Even so, recession risks are growing because Fed policymakers are pursuing a competitive process of fee hikes that, while they will ease in the coming months, will most likely extend well into 2023. The hikes of the Fed have already resulted in a doubling of
the common charge on a 30-year loan last year, to 5.5%.
Home sales, which can be particularly sensitive to interest rate adjustments, fell.

Some economists echoed a statement Powell made at his Wednesday briefing convention: That the economic system, looked at as a whole, appears to no longer be in the grip of recession.

“We do not assume that the economic system is currently in a recession,” Tim Quinlan and Shannon Seery, economists at Wells Fargo, wrote this week.

Quinlan and Seery estimated that GDP grew at a glacial annual rate of 0.2% in the April-June quarter – “a harbinger of the worst to come as we forecast the ce

onomy to enter a mild recession early next year.

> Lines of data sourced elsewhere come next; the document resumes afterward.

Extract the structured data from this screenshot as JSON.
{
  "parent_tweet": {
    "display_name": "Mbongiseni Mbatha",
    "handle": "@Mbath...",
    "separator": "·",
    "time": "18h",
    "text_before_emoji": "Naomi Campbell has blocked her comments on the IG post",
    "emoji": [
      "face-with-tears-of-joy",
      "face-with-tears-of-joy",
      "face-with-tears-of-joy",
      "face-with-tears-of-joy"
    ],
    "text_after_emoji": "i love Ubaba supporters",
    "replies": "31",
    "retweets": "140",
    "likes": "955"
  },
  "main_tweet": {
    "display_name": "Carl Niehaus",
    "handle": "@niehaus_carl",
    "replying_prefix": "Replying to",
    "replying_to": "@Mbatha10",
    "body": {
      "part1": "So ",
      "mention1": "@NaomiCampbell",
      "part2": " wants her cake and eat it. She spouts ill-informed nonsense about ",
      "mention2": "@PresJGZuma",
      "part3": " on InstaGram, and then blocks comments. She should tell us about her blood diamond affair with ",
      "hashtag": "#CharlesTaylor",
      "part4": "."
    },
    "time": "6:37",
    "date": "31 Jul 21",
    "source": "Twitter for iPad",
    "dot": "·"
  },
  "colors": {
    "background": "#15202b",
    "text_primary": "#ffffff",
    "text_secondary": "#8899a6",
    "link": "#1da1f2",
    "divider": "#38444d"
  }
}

Even if the economy reports an instantly destructive second quarter of GDP, most economists would no longer consider it a signal of a recession.
The most widely accepted definition of recession is the only one decided by means of the National Bureau of Economic Researcha band of economists whose
Business Cycle Dating Committee defines a recession as “a significant decline in economic activity that spreads throughout the economy and lasts for more than a few months”.

The committee assesses a range of things before publicly mentioning the death of a financial broadening and the onset of a recession – and it does so regularly after the truth.